Właściciel
I prace nad serum dalej trwają. ("Zamrozić" postać dopóki nie będzie tutaj godzina 19:30?)
HALO BARAN ODPISZ COŚ BO MNIE WKU*WIASZ BARAN
Właściciel
//twoja postać jest na twoje życzenie zamrożona do 19:30 w grze. W grze jest dopiero 15:00.//
//Kuba raczej myślał, że chodzi o 19:30 w rzeczywistości czy coś.
//Ku*wa, jakim cudem przez tyle dni nie minęło te kilka godzin?//
//Ja pie**olę, napisz mu już, że jest 19:30.
//Moje ziomki już Cię szukają, przychlaście, dawaj odpis, albo Cię odjadą.//
Właściciel
I skończyłeś prace nad serum. Teraz pytanie czy działa, i czy to napewno to serum
//Hehe, podziałało.//
Na pewno nie przetestuje go na sobie, to akurat może poczekać. Cóż, sprawdził godzinę.
No to wziął się za uzupełnienie w lotni paliwa, amunicji i rakiet, uzupełnił też swój bombowy zasobnik.
No to czeka te trzy i pół godziny.
//...//
W takim razie ruszył na swojej lotni na umówione miejsce spotkania z gangsterami z całego miasta.
//Pozostaje zadać pytanie: Po raz kolejny źle zinterpretowałeś mój post i wysłałeś tu wszystkich członków danych gangów, czy może w Miami działa ich około trzystu?//
Pozwolił, aby jego wejście zrobiło swoje, tak więc zaczekał na ich reakcje.
Właściciel
Spojrzeli na ciebie. Bez słowa
- Zapewne zastanawiacie się, czemu Was tu zebrałem...
//Musiałem :V//
- Od teraz każdy z Was pracuje dla mnie. Zastrzeżenia?
Właściciel
-Tak. W takiej grupie łatwiej nas będzie namierzyć. A wiadomo o burmistrzu i jego powiązaniach z pewną grupą na "T".
- A kiedy wspomniałem o fuzji Waszych gangów w jeden? No właśnie. Nadal stanowicie osobne siły, z tym że każdy z Was pracuje dla mnie. Oznacza to, że lwia część funduszy jest dla mnie, Wasi ludzie i środki są do mojej dyspozycji, a walki gangów zostają zakazane. Ci, którzy takową zaczną, zostaną wybici co do nogi. Teraz macie jakieś zastrzeżenia?
Właściciel
-Zakończenie wojen gangów może wzbudzić pewne podejrzenia
- Już moja w tym głowa, żeby było wręcz przeciwnie.
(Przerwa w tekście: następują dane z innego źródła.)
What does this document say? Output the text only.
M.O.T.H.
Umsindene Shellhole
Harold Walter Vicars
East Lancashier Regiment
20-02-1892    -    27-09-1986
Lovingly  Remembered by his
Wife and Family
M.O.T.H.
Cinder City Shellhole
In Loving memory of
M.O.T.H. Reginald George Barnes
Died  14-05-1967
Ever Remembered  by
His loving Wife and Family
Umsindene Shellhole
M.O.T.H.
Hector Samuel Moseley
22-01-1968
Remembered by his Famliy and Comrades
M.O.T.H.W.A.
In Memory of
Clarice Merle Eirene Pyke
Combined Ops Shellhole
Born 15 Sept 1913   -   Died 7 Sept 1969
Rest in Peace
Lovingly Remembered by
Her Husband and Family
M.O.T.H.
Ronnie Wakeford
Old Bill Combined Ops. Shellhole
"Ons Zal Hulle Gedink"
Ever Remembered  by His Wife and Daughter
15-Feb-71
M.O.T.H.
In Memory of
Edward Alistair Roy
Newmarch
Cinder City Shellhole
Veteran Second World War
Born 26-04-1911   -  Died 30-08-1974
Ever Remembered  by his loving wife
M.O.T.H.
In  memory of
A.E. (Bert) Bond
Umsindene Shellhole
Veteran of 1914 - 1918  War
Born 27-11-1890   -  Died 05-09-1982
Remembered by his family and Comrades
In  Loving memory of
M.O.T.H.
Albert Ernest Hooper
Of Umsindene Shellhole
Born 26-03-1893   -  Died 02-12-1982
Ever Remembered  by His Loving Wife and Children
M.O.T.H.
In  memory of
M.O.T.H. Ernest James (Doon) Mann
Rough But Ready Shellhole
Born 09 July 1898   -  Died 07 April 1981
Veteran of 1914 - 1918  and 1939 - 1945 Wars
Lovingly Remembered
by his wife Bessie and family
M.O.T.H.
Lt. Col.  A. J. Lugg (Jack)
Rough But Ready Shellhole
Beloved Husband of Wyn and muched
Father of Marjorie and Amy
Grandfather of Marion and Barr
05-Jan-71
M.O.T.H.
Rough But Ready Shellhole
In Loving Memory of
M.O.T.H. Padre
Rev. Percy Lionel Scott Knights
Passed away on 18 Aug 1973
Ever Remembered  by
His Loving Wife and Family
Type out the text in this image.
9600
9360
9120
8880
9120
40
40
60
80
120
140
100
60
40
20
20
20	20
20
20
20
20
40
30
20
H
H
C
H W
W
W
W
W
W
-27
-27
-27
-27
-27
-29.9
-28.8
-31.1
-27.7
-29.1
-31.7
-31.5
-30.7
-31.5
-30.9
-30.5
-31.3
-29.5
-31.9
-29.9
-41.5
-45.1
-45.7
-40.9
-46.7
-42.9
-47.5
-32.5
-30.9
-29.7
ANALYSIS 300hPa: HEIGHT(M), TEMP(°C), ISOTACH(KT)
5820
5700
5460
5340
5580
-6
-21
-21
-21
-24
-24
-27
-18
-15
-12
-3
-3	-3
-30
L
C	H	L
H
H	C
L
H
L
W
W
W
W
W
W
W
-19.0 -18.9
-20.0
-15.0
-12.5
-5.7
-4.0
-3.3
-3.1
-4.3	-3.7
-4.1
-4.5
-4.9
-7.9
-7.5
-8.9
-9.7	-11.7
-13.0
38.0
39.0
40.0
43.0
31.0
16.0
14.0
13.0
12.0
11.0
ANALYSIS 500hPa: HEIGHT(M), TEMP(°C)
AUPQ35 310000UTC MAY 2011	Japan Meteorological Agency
- Tak będzie dla Was najlepiej.
Właściciel
Powiedział to jakiś mudżyn w fioletowym ubraniu
Właściciel
-Co niby nam zrobisz ty madafaggot madafakin nygga jak się nie posłuchamy?
- To. - odrzekł i uśmiechnął się paskudnie, wyciągając dłoń w jego kierunku i wypuszczając z niej dostateczną ilość elektrycznych wstrząsów, żeby nie zapomniał tego do końca życia.
Właściciel
//Vice City dopiero przechodzę, i Lance miał chyba biały strój. Tutaj bardziej chodzi o Ballasów z SA. I co z tego że nie było ich w Vice City.//
//Kuba, nie jestem pewny czy nie pomyliłeś postaci. Od kiedy Ork strzela piorunami?//
//Dopiero przechodzisz Vice City? Pierwszy raz w życiu? Ja pie**olę. Poza tym chodziło mi o to, że Lance ma w zwyczaju nosić takie stroje. W Vice City Stories też miał różne ciuchy.
Właściciel
//komputer mam taki że myszka laguje, udało mi się dopiero pobrać Vice City na telefon//
//No to silent patcha mogłeś zainstalować.
//*kaszlu, kaszlu* rękawice strzelające wyładowaniami elektrycznymi, które ma, których użył wcześniej, które opisałem w KP i które zatwierdziłeś *kaszlu, kaszlu*//
Właściciel
No i go tak je*nęło że jak wcześniej był brązowy to teraz jest czarny jak węgiel.
Nie żyje? W sumie szkoda, ale to i tak dobra lekcja dla innych robaków jego pokroju.